How will we redirect a short URL to the longer URL?
When a request comes for a short URL to be redirected to the longer URL, we will fetch the long URL from the database, the service does a redirect and the user ends up on the right page. Now if you look back at the diagram, we have used Cassandra as our database. We could have used any database that has the capability to support 3.5 trillion data points, it can also be done with a MySQL database with a little bit of sharding. It is just more easily possible with Cassandra so that is what we used, but you can go with any other alternative that you find more convenient. We have discussed more database solutions for various scenarios in this article, you can check it out for a detailed explanation.

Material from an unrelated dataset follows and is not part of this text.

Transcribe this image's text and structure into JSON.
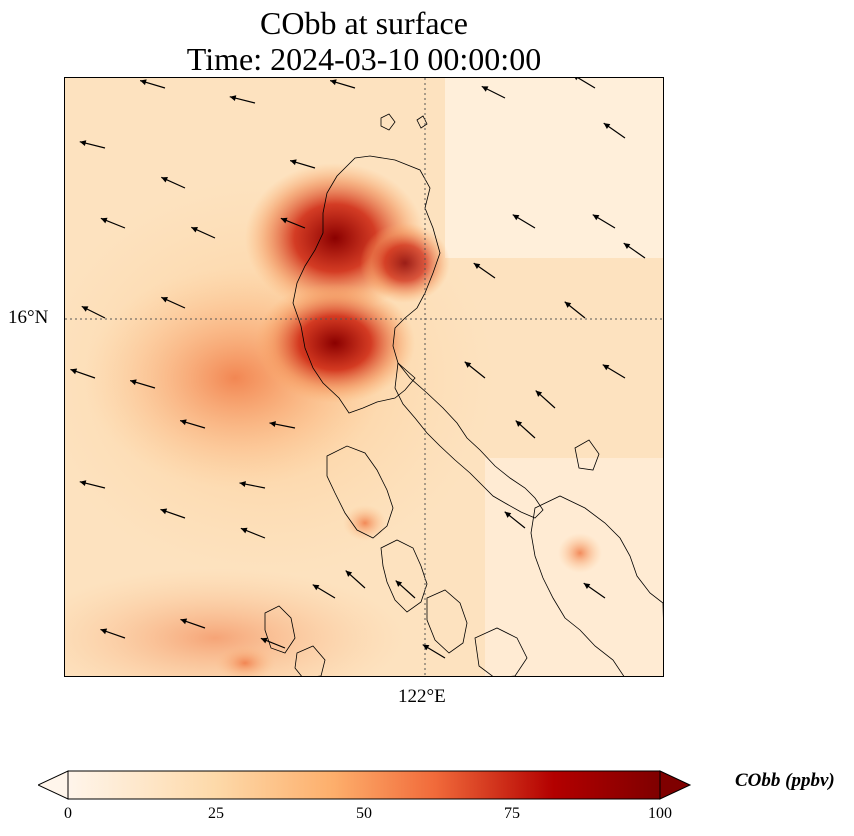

Where is the analytics element here?
Now let’s try to improve this system a bit. Because we can extract a lot of data that can later be used for making business decisions, let us try to add an analytics component to our system. Every time we get a request to generate a short URL, we will get some attributes along with it, like which platform it is using - could be something like Facebook or Twitter, which user agent it is coming from - iOS, Android, web browser, etc, we will also get the IP address of the sender. These attributes can give us a lot of information like which companies are using our system - these are our clients, which part of the world most requests are coming from - we can keep an instance of the token service there to reduce latency, etc. So when we get a request, instead of straight away responding back with the longer URL, we will first save this information into a Kafka which can be used to power the analytics. But this adds an additional step in our process and that increases the latency. So instead of doing this in a sequential manner, we can make this write to Kafka an asynchronous parallel operation running on a separate thread.
The only challenge here is that if for some reason the write operation fails, we don’t have that data anymore and it will be lost. But since it is not very critical information, just most basic information about the users, losing out on some of this data will not be a huge loss.
Optimize Optimize Optimize
Ok, so we also have analytics built into our system now. Can we still optimize it further? Well, remember those Kafka-writes after every request? We don’t necessarily need to do them so often. Instead of sending out these events to Kafka with every request, we could maintain this information in a local data structure like with a threshold size, queue for example, and when the data structure is about to overflow we can do a bulk write to Kafka and empty the queue. Or we could also make it a scheduled operation, for example, do a bulk write after every 30 seconds and empty the queue. Since CPU and bandwidth utilization are reduced we can drive more performance from the machine helping with low latency and high availability. Again this will be an asynchronous operation, and the drawback with maintaining the data locally is that if the machine unexpectedly shuts down and the write operation fails we will lose more information than we were losing on single writes, but you can discuss these trade-offs with your interviewer to come up with a solution that best suits your requirements.